長編番外編−二人きりの衆目


絶対魔獣戦線バビロニアI
アーサーと二人で過ごす


ウルクの北東40キロあまり、ティグリス川の右岸へと分岐する支流沿いにある都市ギルスを訪れたのは、レイシフトから2週間目に入ったときだった。

以前、この支流の氾濫対策について、唯斗は北壁以北でのティグリス川からの洪水線の形成と、ギルス北方での遊水地造成による複合的な対策を提案した。それはそのままギルガメッシュに採用され、唯斗はアーサーとともにギルスへと向かっている。

現在のイラクではテル・テローと呼ばれる遺跡である。
テルとは、アラビア語で遺丘を意味する言葉だ。歴史的に重要な場所には、人が繰り返し都市を築いては滅びを繰り返すため、その瓦礫や生活痕跡が堆積して丘となるのだ。これをテルといい、ギルスのことをテロー遺丘というわけである。

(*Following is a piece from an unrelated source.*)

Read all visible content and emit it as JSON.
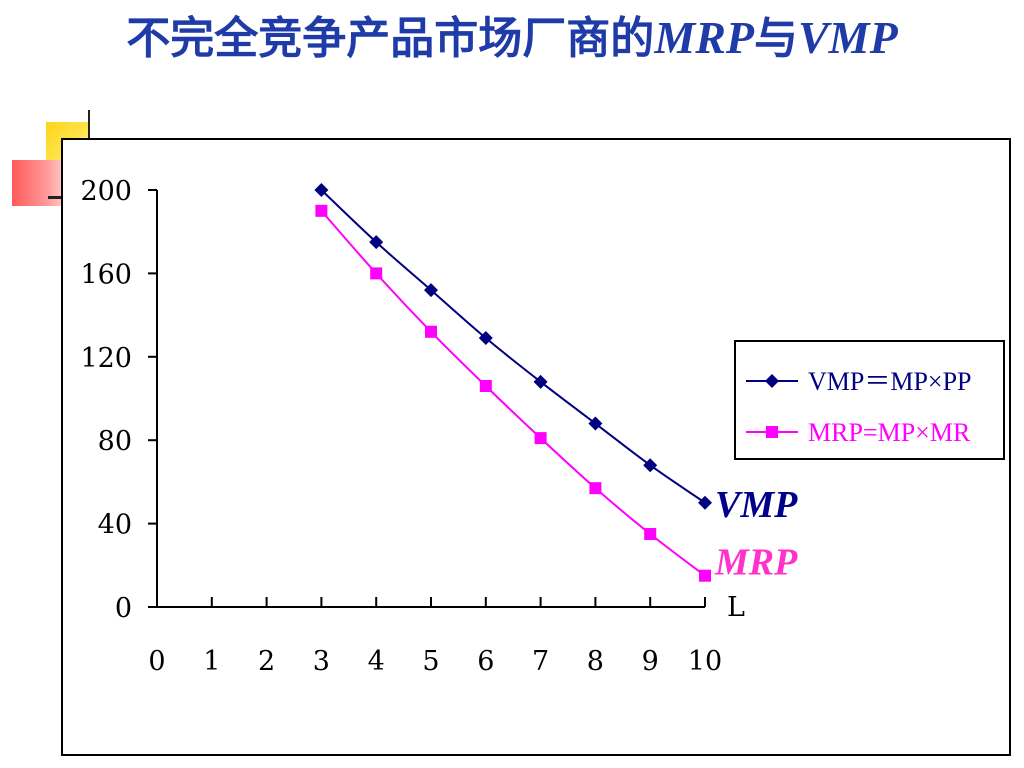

ギルスまでの街道は、唯斗がラクダに乗ってアーサーが手綱を引く形で進んでいる。このあたりではロバを使うことも多いのだが、ロバはラクダに比べるとやや気性が荒く、慣れていないと怪我をすることもあるため、ラクダを与えられている。
こういう形の移動は第六特異点を彷彿とさせた。というか、第六特異点のすぐ隣と言ってもいい距離である。


「なんかアーサーを見下ろすの新鮮だな」

「身長差が大きいからね」

「10センチくらいだろ」

「11センチだよ」

「……ランスロットやベディヴィエールより小さいくせに」

「なんとでも言うといいさ」


右側を歩くアーサーは、ラクダの高さもあって見下ろす形となっており、それを指摘するとなぜか身長差でマウントを取られた。
唯斗のサーヴァントの中ではエミヤが一番背が高く、アキレウスとディルムッド、アーラシュが同じくらいの高さで続き、ギルガメッシュとアーサー、ガウェインと続く。180センチに達していないのはサンソンとオジマンディアスだけだが、誤差のようなものでほぼ180に近い。
170ぴったりの唯斗はいつも彼らを見上げる立場だった。


「でもやっぱ身長近い方が親近感あるというか、安心するというか…立香といると目線が近いからいいなって思う」

「…困ったな、身長を縮めて現界し直すことができるかどうか……」

「何言ってんだ」


唯斗はアーサーのフードを上からぱさりと下ろす。金髪が太陽の下に輝き、次いで翡翠の瞳がこちらを見上げた。


「身長に関係なく、アーサーのそばが世界で一番安心する」

「…ふふ、そうか」

『オープンで通信繋がってるときにイチャつかないでくれます〜?』


そこに通信から声をかけてきたのは立香だった。今頃ウルク市内で重労働を課せられている。今日は市内で運び屋のようなことをしているらしい。


「お前こそ、この前せっかく休みだったのにマシュとデートしなかったんだろ」

『な…っ、あれはアナに頼まれて…!俺だって機会があれば…あ、』

「口は禍の元って言うんだぞ」

『マジでそれは唯斗にだけは言われたくないしブーメランだかんね』

「baldy」

『え、なんて』

「ハゲる呪いの遠隔術式をかけた」

『は?!噓でしょ!?』

「嘘だよ」

『唯斗〜!!!』


カルデアの方から笑い声が聞こえてきたあたりで、唯斗も立香も会話を切り上げた。
ちなみにbaldyはハゲという意味で、You baldy!で「このハゲ!」という意味になる。当の英語圏、特に米国では外見に基づく蔑称は極めて悪質とされるため、新聞やテレビでも見かけることはない表現だが、日常会話ではたまに聞かれる。

隣で聞いていたアーサーは呆れたようにしながらも、微笑ましそうにしていた。